Die Kundeneinnahmen hingegen werden immer kleiner. So stammten zuletzt nur 25 Prozent der Kosten der ÖBB Infrastrukturgesellschaft, die für die Schienen, Bahnhöfe und Tunnels verantwortlich ist, aus Entgelten der Bahnunternehmen. Und diese lukrieren nur einen kleinen Teil ihrer Einnahmen aus Ticketerlösen; bei der Personenverkehr AG etwa ist es nur rund ein gutes Drittel.
Damit werden durchgerechnet nicht einmal zehn Prozent der Kosten des Gesamtsystems ÖBB durch die Fahrgäste selbst finanziert. Ein wenig steuert der Güterverkehr bei, der große Hauptteil kommt aus staatlichen Zuschüssen, geregelt über so genannte Verkehrsdienstverträge. Mit diesen wird eine bestimmte Anzahl von Zugkilometern nach politischer Vorgabe von Bund und Ländern schlicht bestellt. Jede weitere Verbilligung der Tickets (Klimaticket) oder die Ausweitung des Angebots reduziert den individuell finanzierten Anteil.
Stocks Schlussfolgerungen, ein Verkehrsunternehmen wie die ÖBB kann aus finanziellen Gründen grundsätzlich nicht genug Zugmaterial bereitstellen, um auch Spitzennachfrage zu 100 Prozent abdecken zu können, ist dennoch provokant im Bahnland Österreich, das stolz ist auf die pro Kopf zweithöchsten Schienennutzungszahlen in Europa. Doch sie zieht Analogien zu ihrem engsten Fachgebiet als frühere Unternehmensberaterin, der Energiewirtschaft: Auch Kraftwerksbetreiber überlegen sich lange, wie viel an Anlagenkapazität sie in Reserve halten, um die Spitzennachfrage nach Strom abdecken zu können.
Die Verdrängung des Autos
Daher, so ihre zweite unkonventionelle Botschaft, solle sich die Effizienz der Bahn nicht nur an Über- oder Auslastungszahlen orientieren, sondern auch an der Verdrängung des Individualverkehrs. Doch wer der 160.000 Klimaticketbesitzer nun sein Auto tatsächlich verkauft oder wer nur eine ohnehin genutzte Jahreskarte durch die günstigere Alternative ersetzt hat, ist schwer messbar, gibt sie zu.

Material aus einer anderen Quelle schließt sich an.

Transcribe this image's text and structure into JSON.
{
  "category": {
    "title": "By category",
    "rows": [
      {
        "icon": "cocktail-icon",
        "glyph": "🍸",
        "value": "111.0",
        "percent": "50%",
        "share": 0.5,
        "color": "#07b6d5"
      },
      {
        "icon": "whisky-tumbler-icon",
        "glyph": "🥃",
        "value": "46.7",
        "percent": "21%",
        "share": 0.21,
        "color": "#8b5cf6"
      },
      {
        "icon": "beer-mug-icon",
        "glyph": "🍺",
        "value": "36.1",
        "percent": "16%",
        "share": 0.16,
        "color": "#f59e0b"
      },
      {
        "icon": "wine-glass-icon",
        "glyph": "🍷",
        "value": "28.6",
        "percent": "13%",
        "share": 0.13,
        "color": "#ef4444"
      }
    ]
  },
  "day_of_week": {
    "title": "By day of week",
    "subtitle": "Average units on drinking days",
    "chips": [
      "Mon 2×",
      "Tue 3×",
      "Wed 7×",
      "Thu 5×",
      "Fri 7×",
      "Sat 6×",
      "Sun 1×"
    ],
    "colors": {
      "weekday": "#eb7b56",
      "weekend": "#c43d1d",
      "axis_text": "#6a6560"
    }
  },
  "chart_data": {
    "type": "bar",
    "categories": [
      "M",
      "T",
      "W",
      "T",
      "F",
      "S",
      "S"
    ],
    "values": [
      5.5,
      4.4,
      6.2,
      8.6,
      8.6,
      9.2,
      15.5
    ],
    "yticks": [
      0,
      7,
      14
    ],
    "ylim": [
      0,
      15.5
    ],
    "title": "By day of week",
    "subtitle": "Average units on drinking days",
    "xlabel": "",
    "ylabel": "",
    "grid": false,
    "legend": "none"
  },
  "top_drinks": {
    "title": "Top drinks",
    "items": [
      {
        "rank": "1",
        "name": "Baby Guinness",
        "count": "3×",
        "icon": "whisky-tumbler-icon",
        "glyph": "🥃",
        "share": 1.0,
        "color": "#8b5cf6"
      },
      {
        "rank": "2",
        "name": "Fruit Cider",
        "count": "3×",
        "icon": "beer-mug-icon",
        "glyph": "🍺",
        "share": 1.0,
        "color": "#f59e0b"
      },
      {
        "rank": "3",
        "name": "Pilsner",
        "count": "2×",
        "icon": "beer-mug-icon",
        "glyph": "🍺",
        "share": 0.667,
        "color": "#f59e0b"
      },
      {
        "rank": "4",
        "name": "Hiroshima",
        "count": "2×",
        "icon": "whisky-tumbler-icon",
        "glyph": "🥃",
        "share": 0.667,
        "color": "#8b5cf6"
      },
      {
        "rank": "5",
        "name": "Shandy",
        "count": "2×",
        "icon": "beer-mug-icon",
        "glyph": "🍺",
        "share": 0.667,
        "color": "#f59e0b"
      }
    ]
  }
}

Tatsache ist: Die Nachfrage nach Bahnreisen steigt ungebrochen weiter. Im April 2022 lagen die Fahrgastzahlen der ÖBB auf der Schiene um zehn Prozent über jenen aus dem Jahr 2019, ebenfalls ein Rekordjahr. Im Mai rollte der Wert sogar auf plus 15 Prozent. Auf diesem Niveau sollte sich der Bedarf vorerst stabilisieren, schätzt Stock und hofft, dass das durch Corona in weite Ferne gerückte Ziel von 500 Millionen Passagieren (inklusive Postbus) doch wieder in Reichweite kommt (2021: 322 Millionen).
Über die kommenden Jahre gesehen rechnet die ÖBB jedenfalls mit einem durchschnittlichen Fahrgastplus von vier Prozent pro Jahr und will dafür über vier Milliarden Euro investieren. Das wird allerdings nicht ausreichen, um immer wieder mal überfüllte Züge zu verhindern.
Der Artikel ist der trend. PREMIUM Ausgabe vom 24. Juni 2022 entnommen.